Israel Should Rethink Aid to Mengistu
THERE is now strong evidence that Israel has become a major military ally of President Mengistu Haile Mariam's brutal Marxist dictatorship in Ethiopia. To date, it has supplied Ethiopia with cluster and white phosphorus bombs, several types of machine guns, and other types of lethal weapons. More importantly, Israeli advisers have almost totally replaced those from the Soviet Union as trainers and politico-military strategists.
Israel has given two official reasons for supporting Ethiopia at this time: Ethiopia's consent to the emigration of Falasha (Ethiopian Jews) to Israel, and apprehension that an independent Eritrea will be allied to its Arab enemies.
Israel, of course, wants to guarantee the first and to prevent the second. The end, if not the means of the first, has its merits; the second concern is baseless and unwarranted.
The Eritrean liberation struggle has not, since the establishment of a military government in Ethiopia 15 years ago, received military assistance from any Arab state. On the other hand, President Mengistu's self-proclaimed Marxist regime has entered into several open and secret military alliances with Arab countries directed against the liberation struggle in Eritrea.
The government of Ethiopia benefited from financial and military assistance from Libya to conduct its infamous Red Star Campaign (1982); acquired arms, pilots, and tank crews from South Yemen, which also served as a transit for Soviet military supplies to Ethiopia (1977-84); and received logistic support from Nimeiri's Sudan (1980-82).
In return, Ethiopia had to condemn Zionism and Israel in all treaties and agreements with these countries. Most recently, Mengistu paid a state visit to Syria where he was awarded that country's highest decoration.

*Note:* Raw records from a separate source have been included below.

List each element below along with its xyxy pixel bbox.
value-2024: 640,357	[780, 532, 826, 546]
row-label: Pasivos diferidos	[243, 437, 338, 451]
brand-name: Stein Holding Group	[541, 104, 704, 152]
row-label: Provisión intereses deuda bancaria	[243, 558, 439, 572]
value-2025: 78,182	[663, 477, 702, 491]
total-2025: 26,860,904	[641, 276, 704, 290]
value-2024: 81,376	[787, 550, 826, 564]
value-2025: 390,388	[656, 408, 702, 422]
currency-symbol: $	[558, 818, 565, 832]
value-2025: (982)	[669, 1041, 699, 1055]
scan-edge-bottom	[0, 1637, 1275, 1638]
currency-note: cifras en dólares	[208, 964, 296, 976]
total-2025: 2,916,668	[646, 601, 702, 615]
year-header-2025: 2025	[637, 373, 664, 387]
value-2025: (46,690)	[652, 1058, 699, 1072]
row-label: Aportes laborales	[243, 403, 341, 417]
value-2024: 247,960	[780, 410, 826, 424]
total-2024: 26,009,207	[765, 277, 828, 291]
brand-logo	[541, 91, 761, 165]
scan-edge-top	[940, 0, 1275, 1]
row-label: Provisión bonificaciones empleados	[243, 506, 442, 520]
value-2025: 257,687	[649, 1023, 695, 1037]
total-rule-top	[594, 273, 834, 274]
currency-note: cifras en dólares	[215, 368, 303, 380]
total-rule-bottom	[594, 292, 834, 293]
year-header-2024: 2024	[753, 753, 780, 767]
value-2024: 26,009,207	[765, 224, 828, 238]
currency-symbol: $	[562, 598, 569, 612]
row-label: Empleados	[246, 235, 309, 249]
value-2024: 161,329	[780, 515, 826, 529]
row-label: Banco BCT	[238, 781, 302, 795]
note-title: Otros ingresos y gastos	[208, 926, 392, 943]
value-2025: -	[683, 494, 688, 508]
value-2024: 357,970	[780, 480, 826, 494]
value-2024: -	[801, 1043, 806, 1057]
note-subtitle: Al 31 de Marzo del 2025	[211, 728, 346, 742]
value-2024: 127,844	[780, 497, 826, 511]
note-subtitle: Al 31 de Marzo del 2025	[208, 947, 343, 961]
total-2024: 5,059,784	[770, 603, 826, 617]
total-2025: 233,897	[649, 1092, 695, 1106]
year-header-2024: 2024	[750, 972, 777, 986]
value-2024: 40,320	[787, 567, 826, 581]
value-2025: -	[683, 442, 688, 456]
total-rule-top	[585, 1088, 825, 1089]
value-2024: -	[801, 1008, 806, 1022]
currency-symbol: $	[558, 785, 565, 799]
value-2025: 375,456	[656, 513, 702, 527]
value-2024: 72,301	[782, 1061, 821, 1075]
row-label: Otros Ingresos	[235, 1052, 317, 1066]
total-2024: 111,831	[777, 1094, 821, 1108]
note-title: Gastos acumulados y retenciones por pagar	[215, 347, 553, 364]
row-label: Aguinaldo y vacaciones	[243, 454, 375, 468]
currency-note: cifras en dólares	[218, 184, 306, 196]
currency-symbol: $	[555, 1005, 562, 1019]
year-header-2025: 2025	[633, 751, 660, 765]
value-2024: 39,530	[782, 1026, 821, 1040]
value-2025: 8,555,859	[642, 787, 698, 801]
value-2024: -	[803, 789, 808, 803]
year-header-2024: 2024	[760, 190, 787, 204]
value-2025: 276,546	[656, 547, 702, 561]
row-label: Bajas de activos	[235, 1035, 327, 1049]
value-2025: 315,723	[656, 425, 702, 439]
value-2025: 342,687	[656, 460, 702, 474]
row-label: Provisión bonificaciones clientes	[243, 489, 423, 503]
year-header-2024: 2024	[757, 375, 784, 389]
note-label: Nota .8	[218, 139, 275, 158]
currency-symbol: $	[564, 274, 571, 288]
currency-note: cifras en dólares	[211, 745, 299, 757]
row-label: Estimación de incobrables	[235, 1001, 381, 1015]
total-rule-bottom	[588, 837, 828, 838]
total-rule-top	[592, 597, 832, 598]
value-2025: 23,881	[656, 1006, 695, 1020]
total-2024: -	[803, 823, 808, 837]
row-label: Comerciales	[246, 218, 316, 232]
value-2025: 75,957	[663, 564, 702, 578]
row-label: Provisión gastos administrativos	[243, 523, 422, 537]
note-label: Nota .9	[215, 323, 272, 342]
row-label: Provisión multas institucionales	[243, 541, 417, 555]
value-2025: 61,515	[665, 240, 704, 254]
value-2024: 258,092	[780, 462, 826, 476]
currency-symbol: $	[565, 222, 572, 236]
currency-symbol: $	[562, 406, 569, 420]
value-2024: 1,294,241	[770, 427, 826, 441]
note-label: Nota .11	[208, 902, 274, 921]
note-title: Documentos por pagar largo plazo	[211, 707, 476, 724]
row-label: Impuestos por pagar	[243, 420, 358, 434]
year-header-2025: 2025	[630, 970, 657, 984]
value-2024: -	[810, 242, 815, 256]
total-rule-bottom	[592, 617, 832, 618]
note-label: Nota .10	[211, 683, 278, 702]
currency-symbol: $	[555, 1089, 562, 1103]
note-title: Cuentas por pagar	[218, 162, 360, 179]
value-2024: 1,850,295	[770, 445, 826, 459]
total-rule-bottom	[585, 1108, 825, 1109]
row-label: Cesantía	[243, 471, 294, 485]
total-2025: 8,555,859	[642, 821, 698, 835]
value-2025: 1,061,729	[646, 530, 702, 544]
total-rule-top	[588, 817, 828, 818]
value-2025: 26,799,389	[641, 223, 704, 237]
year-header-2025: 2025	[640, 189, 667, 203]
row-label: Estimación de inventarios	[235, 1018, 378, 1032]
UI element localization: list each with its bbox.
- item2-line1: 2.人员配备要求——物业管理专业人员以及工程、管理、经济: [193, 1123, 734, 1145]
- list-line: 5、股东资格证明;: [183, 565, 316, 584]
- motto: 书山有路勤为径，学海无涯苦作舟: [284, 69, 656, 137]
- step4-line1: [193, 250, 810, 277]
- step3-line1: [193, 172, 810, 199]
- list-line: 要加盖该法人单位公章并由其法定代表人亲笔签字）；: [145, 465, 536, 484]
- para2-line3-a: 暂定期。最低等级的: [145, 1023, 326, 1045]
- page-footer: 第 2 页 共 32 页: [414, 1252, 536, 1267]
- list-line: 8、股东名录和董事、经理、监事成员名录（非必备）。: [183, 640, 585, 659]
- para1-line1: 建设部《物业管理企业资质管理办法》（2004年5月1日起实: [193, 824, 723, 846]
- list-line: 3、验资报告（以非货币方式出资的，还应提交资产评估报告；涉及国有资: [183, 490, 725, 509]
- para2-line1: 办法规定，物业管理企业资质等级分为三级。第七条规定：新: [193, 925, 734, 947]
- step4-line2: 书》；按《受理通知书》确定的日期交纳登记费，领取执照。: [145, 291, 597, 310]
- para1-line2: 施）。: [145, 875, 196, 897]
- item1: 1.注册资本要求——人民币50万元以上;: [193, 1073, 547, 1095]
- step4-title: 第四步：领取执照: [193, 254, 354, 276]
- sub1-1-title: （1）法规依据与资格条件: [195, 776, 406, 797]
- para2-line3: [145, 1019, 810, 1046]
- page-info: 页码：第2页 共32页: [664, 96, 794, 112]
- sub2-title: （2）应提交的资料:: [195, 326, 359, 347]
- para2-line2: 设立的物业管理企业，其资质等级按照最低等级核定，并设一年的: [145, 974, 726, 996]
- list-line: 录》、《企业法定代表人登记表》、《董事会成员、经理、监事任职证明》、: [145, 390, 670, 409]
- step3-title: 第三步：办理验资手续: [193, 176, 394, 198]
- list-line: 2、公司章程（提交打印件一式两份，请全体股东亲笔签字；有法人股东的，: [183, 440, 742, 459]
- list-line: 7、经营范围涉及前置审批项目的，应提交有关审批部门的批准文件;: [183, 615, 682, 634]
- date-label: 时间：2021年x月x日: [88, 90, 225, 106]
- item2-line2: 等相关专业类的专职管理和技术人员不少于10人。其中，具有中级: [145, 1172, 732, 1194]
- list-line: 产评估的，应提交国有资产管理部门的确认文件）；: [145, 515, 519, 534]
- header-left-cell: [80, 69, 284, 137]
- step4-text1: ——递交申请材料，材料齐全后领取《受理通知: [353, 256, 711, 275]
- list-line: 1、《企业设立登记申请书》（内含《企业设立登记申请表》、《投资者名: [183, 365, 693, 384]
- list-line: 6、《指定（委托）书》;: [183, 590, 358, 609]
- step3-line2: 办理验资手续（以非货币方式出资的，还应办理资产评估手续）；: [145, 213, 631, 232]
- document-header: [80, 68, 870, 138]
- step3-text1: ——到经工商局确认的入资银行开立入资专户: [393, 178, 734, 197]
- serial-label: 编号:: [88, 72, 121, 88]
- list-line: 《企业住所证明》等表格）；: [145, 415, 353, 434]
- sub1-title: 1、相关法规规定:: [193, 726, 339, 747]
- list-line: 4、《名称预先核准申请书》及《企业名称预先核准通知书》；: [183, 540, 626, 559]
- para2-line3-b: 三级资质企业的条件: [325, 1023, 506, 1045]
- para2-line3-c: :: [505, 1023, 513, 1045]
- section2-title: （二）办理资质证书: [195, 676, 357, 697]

Ethiopia also had - and presumably continues to have - a close working relationship with the Palestine Liberation Organization (PLO), the Democratic Front for the Liberation of Palestine (DFLP) and George Habash's Popular Front for the Liberation of Palestine (PFLP). In fact, close observation shows that Ethiopia has had many more Arab friends than Eritrea.
None of the Eritrean liberation fronts have ever expressed a desire ``to turn the Red Sea into an Arab lake.'' Eritreans are fighting for one cause - self-determination - and their attitudes and policies toward other countries or parties have always been molded by the attitudes of such countries toward their cause. The official documents of the Eritrean People's Liberation Front (EPLF) make it clear that an independent Eritrea wishes to live in harmony with all its neighbors on the basis of equality and mutual respect. Surely, this can never be construed as a threat to the strategic interests - let alone existence - of Israel.
Eritreans are not Arabs. There are as many Christians, mainly Coptic Orthodox, in their country as Muslims. Ethiopia, too, has a population which is almost equally divided between Christians and Muslims. In fact, Ethiopia has the third largest Muslim population in Africa after Nigeria and Egypt.
Yet this has not been construed as a threat to Israel, since Ethiopia continues to be viewed as that proverbial ``Christian island in a sea of Islam.''
Israel feels more secure with Ethiopia than with Eritrea only because Ethiopia has always considered Arabs and Muslims as historic enemies while Eritreans have lived - and expect to live - in peace with all their neighbors. After 30 years of war, Eritreans have no desire to involve themselves in other people's conflicts. That, too, is a stated objective of the EPFL.
Israel's officials openly state they are against Eritrean independence only because it will be against their country's national interest. But Israel's apprehension is unfounded. Its interests weren't threatened by the loss of the Dahlak Islands, where it had bases in Emperor Haile Selassie's time, to the Soviet Union, an Arab ally, after the Ethiopian revolution. A small country like Eritrea, even if it allies with Arab states, won't change the balance of forces in the region.
Finally, the moral norms by which Israel judges the policies of other states and organizations are at stake. The essence of the Arab-Israeli conflict is, according to Israel and its allies, has been Arab refusal to recognize Israel's right to exist as an independent state. The Arabs, of course, have seen Israel's existence as against ``Arab national interests.'' So how can Israel, without being accused of holding a double standard, employ its enemies' logic against Eritrea?
Supporters of Israel reproached Nelson Mandela, during his recent tour of the US, for the African National Congress's association with Cuba and Castro, Libya and Qaddafi, and the PLO and Yasser Arafat. Are Ethiopia and Mengistu Haile Mariam any worthier of association and assistance, given their genocidal war against the Eritrean people?